1 -div is adjoint to d
2 Laplace-de Rham operator
3 Properties
- 3.1 Proof

[edit] -div is adjoint to d

The claim is made that −div is adjoint to d:

$\int_M df(X) \;\omega = - \int_M f \, \operatorname{div} X \;\omega$

Proof of the above statement:

$\int_M (f\mathrm{div}(X) + X(f)) \omega = \int_M (f\mathcal{L}_X + \mathcal{L}_X(f)) \omega$

$= \int_M \mathcal{L}_X f\omega = \int_M \mathrm{d} \iota_X f\omega = \int_{\partial M} \iota_X f\omega$

If f has compact support, then the last integral vanishes, and we have the desired result.

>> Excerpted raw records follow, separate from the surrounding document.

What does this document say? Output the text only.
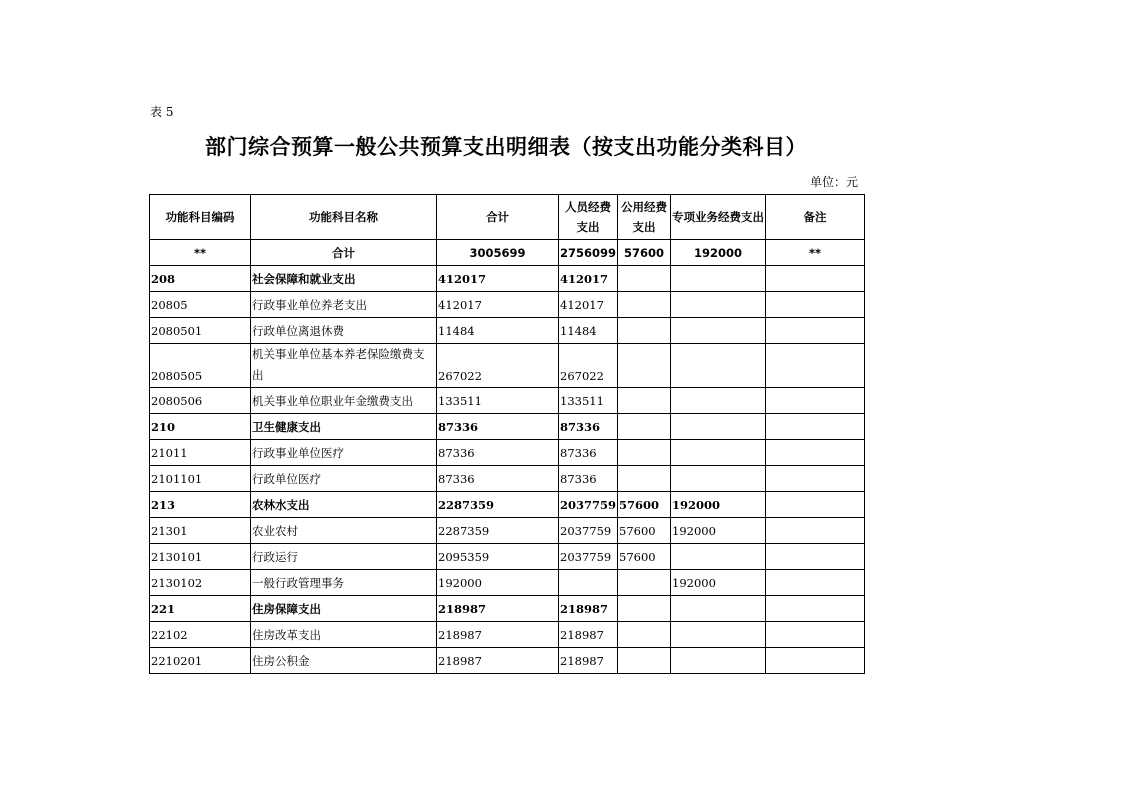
表 5
部门综合预算一般公共预算支出明细表（按支出功能分类科目）
单位：元
功能科目编码	功能科目名称	合计	人员经费支出	公用经费支出	专项业务经费支出	备注
**	合计	3005699	2756099	57600	192000	**
208	社会保障和就业支出	412017	412017			
20805	行政事业单位养老支出	412017	412017			
2080501	行政单位离退休费	11484	11484			
2080505	机关事业单位基本养老保险缴费支出	267022	267022			
2080506	机关事业单位职业年金缴费支出	133511	133511			
210	卫生健康支出	87336	87336			
21011	行政事业单位医疗	87336	87336			
2101101	行政单位医疗	87336	87336			
213	农林水支出	2287359	2037759	57600	192000	
21301	农业农村	2287359	2037759	57600	192000	
2130101	行政运行	2095359	2037759	57600		
2130102	一般行政管理事务	192000			192000	
221	住房保障支出	218987	218987			
22102	住房改革支出	218987	218987			
2210201	住房公积金	218987	218987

[edit] Laplace-de Rham operator

One may prove that the Laplace-de Rahm operator is equivalent to the definition of the Laplace-Beltrami operator, when acting on a scalar function f. This proof reads as:

$\Delta f = \mathrm{d}\delta f + \delta\,\mathrm{d}f = \delta\, \mathrm{d}f = \delta \, \partial_i f \, \mathrm{d}x^i$

$= - *\mathrm{d}{*\partial_i f \, \mathrm{d}x^i} = - *\mathrm{d}(\varepsilon_{i J} \sqrt{|g|}\partial^i f \, \mathrm{d}x^J)$

$= - *\varepsilon_{i J} \, \partial_j (\sqrt{|g|}\partial^i f)\, \mathrm{d} x^j \, \mathrm{d}x^J = - * \frac{1}{\sqrt{|g|}} \, \partial_i (\sqrt{|g|}\,\partial^i f) \mathrm{vol}_n$

$= -\frac{1}{\sqrt{|g|}}\, \partial_i (\sqrt{|g|}\,\partial^i f),$

where ω is the volume form and ε is the completely antisymmetric Levi-Civita symbol. Note that in the above, the italic lower-case index i is a single index, whereas the upper-case Roman J stands for all of the remaining (n-1) indecies. Notice that the Laplace-de Rham operator is actually minus the Laplace-Beltrami operator; this minus sign follows from the conventional definition of the properties of the codifferential. Unfortunately, Δ is used to denote both; reader beware.

[edit] Properties

Given scalar functions f and h, and a real number a, the Laplacian has the property:

$\Delta(fh) = f \, \Delta h + 2 \partial_i f \, \partial^i h + h \, \Delta f.$

[edit] Proof

$\Delta(fh) = \delta\,\mathrm{d}fh = \delta(f\,\mathrm{d}h + h\,\mathrm{d}f) = *\mathrm{d}(f{*\mathrm{d}h}) + *\mathrm{d}(h{*\mathrm{d}f})\;$

$= *(f\,\mathrm{d}*\mathrm{d}h + \mathrm{d}f \wedge *\mathrm{d}h + \mathrm{d}h \wedge *\mathrm{d}f + h\,\mathrm{d}*\mathrm{d}f)$

$= f*\mathrm{d}*\mathrm{d}h + *(\mathrm{d}f \wedge *\mathrm{d}h + \mathrm{d}h \wedge *\mathrm{d}f) + h*\mathrm{d}*\mathrm{d}f$

$= f\, \Delta h$

$+ *(\partial_i f \, \mathrm{d}x^i \wedge \varepsilon_{jJ} \sqrt{|g|} \partial^j h \, \mathrm{d}x^J + \partial_i h \, \mathrm{d}x^i \wedge \varepsilon_{jJ} \sqrt{|g|} \partial^j f \, \mathrm{d}x^J)$